Musikhochschulpläne zu Schliessungen von Studiengängen in Mannheim und Auflösung der Musikhochschule in Trossingen:
Fünf Musikhochschulen werden gegeneinander ausgespielt, ihre Rektorenkonferenz spaltet sich, Vorwürfe und Verwerfungen aller Arten, dann erkämpfte Konferenzen zwischen Hochschulen und dem Bildungsministerium, Ende 2014 wird ersichtlich, dass Trossingen und Mannheim wie die anderen Musikhochschulen „Vollhochschulen“ bleiben, allerdings die W3-Professuren in weiten Teilen zu W2, gar W1-Stellen degradiert werden sollen und verschärfte Wochenstundenkontingente auf den ausbildenden Mittelbau zukommen werden.
Es geht um Kultur, vordergründig Klassik, aber auch Pop, Jazz, Schulmusik. Es geht vor allem um Bildung, Strahlkraft über die bundesrepublikanischen Grenzen hinweg.
Wie bereits gesagt, spaltete sich selbst die Rektorenkonferenz der Musikhochschulen, protestierten Studierende, Regionalvertreter der besonders betroffenen Orte, Petitionen, Protestbriefe. Im Gegensatz zu den Treffen und Panels zwischen Orchesterrettern und Fusionsbefürwortern raufen sich alle Seiten immerhin relativ ordentlich zusammen. Einer der Hauptgründe:
Adressat ist ein Ministerium, eine Ministerin, das sich einerseits nicht gänzlich dem Ministerpräsidenten und dem Ministerkollegium verweigern kann, das andererseits der Kontrolle des Parlaments unterliegt, dessen Abgeordnete sich alle paar Jahre ihren Wählern stellen müssen und auch in der Zwischenzeit nicht ganz den Draht zu diesen und Verbandsvertretern abreissen lassen können.

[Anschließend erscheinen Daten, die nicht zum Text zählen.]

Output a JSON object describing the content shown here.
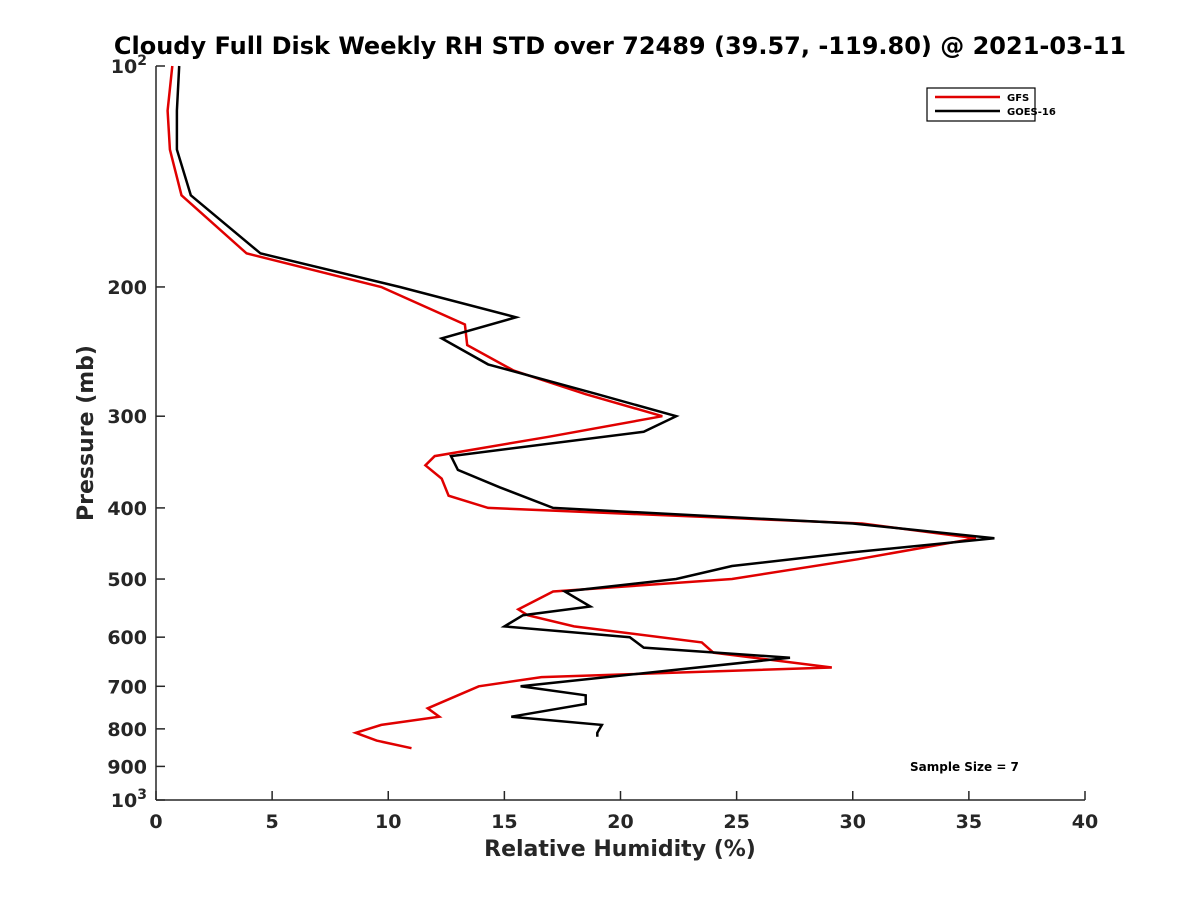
{
  "chart_data": {
    "type": "line",
    "title": "Cloudy Full Disk Weekly RH STD over 72489 (39.57, -119.80) @ 2021-03-11",
    "xlabel": "Relative Humidity (%)",
    "ylabel": "Pressure (mb)",
    "xlim": [
      0,
      40
    ],
    "ylim": [
      100,
      1000
    ],
    "y_scale": "log",
    "y_reversed": true,
    "grid": false,
    "legend_position": "top-right",
    "x_ticks": [
      0,
      5,
      10,
      15,
      20,
      25,
      30,
      35,
      40
    ],
    "y_ticks": [
      {
        "value": 100,
        "base": "10",
        "exp": "2"
      },
      {
        "value": 200,
        "label": "200"
      },
      {
        "value": 300,
        "label": "300"
      },
      {
        "value": 400,
        "label": "400"
      },
      {
        "value": 500,
        "label": "500"
      },
      {
        "value": 600,
        "label": "600"
      },
      {
        "value": 700,
        "label": "700"
      },
      {
        "value": 800,
        "label": "800"
      },
      {
        "value": 900,
        "label": "900"
      },
      {
        "value": 1000,
        "base": "10",
        "exp": "3"
      }
    ],
    "annotation": "Sample Size = 7",
    "series": [
      {
        "name": "GFS",
        "color": "#e00000",
        "points": [
          [
            0.7,
            100
          ],
          [
            0.5,
            115
          ],
          [
            0.6,
            130
          ],
          [
            1.1,
            150
          ],
          [
            3.9,
            180
          ],
          [
            9.7,
            200
          ],
          [
            13.3,
            225
          ],
          [
            13.4,
            240
          ],
          [
            15.4,
            260
          ],
          [
            18.5,
            280
          ],
          [
            21.8,
            300
          ],
          [
            16.9,
            320
          ],
          [
            12.0,
            340
          ],
          [
            11.6,
            350
          ],
          [
            12.3,
            365
          ],
          [
            12.6,
            385
          ],
          [
            14.3,
            400
          ],
          [
            30.4,
            420
          ],
          [
            35.3,
            440
          ],
          [
            30.2,
            470
          ],
          [
            24.8,
            500
          ],
          [
            17.1,
            520
          ],
          [
            15.6,
            550
          ],
          [
            16.0,
            560
          ],
          [
            18.0,
            580
          ],
          [
            23.5,
            610
          ],
          [
            24.0,
            630
          ],
          [
            29.1,
            660
          ],
          [
            16.6,
            680
          ],
          [
            13.9,
            700
          ],
          [
            13.0,
            720
          ],
          [
            11.7,
            750
          ],
          [
            12.2,
            770
          ],
          [
            9.7,
            790
          ],
          [
            8.6,
            810
          ],
          [
            9.5,
            830
          ],
          [
            11.0,
            850
          ]
        ]
      },
      {
        "name": "GOES-16",
        "color": "#000000",
        "points": [
          [
            1.0,
            100
          ],
          [
            0.9,
            115
          ],
          [
            0.9,
            130
          ],
          [
            1.5,
            150
          ],
          [
            4.5,
            180
          ],
          [
            10.5,
            200
          ],
          [
            15.5,
            220
          ],
          [
            12.3,
            235
          ],
          [
            14.3,
            255
          ],
          [
            19.0,
            280
          ],
          [
            22.4,
            300
          ],
          [
            21.0,
            315
          ],
          [
            12.7,
            340
          ],
          [
            13.0,
            355
          ],
          [
            14.8,
            375
          ],
          [
            17.1,
            400
          ],
          [
            30.0,
            420
          ],
          [
            36.1,
            440
          ],
          [
            29.9,
            460
          ],
          [
            24.8,
            480
          ],
          [
            22.4,
            500
          ],
          [
            17.6,
            520
          ],
          [
            18.7,
            545
          ],
          [
            15.8,
            560
          ],
          [
            15.0,
            580
          ],
          [
            20.4,
            600
          ],
          [
            21.0,
            620
          ],
          [
            27.3,
            640
          ],
          [
            15.7,
            700
          ],
          [
            18.5,
            720
          ],
          [
            18.5,
            740
          ],
          [
            15.3,
            770
          ],
          [
            19.2,
            790
          ],
          [
            19.0,
            810
          ],
          [
            19.0,
            820
          ]
        ]
      }
    ]
  }
}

Das Fazit wäre somit, dass in einem Falle eine ziemlich autonome Rundfunkanstalt ohne viele Umschweife unpassende Argumente in den Wind schlagen konnte, im anderen Falle bei aller Politikverdrossenheit und Parteipolitik die Nähe zur Gesellschaft grösser war und nicht gegen jeden Einwand das ursprüngliche Schliessungskonzept durchgezogen werden konnte. Zuerst ereigneten sich ja die Entscheidungen zur Orchesterfusion, das Musikhochschulthema kam erst kurz nach diesen an die Öffentlichkeit. So könnte man natürlich auch deuten, dass dem in beiden Fällen zuständigen Ministerium und dem grünen Ministerpräsident klar wurde, dass man bei den Musikhochschulen als Landesregierung mehr Gestaltungsspielraum und jetzt zugleich einen engeren Verantwortungsrahmen als bei der Orchesterfusion hatte. Wobei eigentlich auch in diesem Falle bei einem Zusammenwirken der grün-roten baden-württembergischen und der rot-grünen rheinlandpfälzischen Landesregierungen eine andere Lösung im Rundfunkrat des SWR möglich gewesen wäre. Dennoch will ich mein simplifizierendes Resümee nicht gleich in die Tonne treten.

Gesellschaft und Künstler bzw. Studierende bauten in erster Linie auf Demonstrationen, Petitionen und Protestbriefe. Dies werden auch in Zukunft die ersten Wege des Einbezugs grösserer Kreise von Unterstützern sein, geben sie den Aktivisten eine gewisse Relevanz, erzeugen sie Aufmerksamkeit für deren Anliegen. Dies sind immerhin erste Wege, um überhaupt Menschen sich niederschwellig engagieren zu lassen, ist das Internet kein schlechtes Mittel, um auch aus weiter entfernten Gegenden Interessierte zu Betroffenen werden zu lassen, im Falle online global verfügbaren SWR durchaus nachvollziehbar, wenn auch rechtlich nur ein Nebenaspekt.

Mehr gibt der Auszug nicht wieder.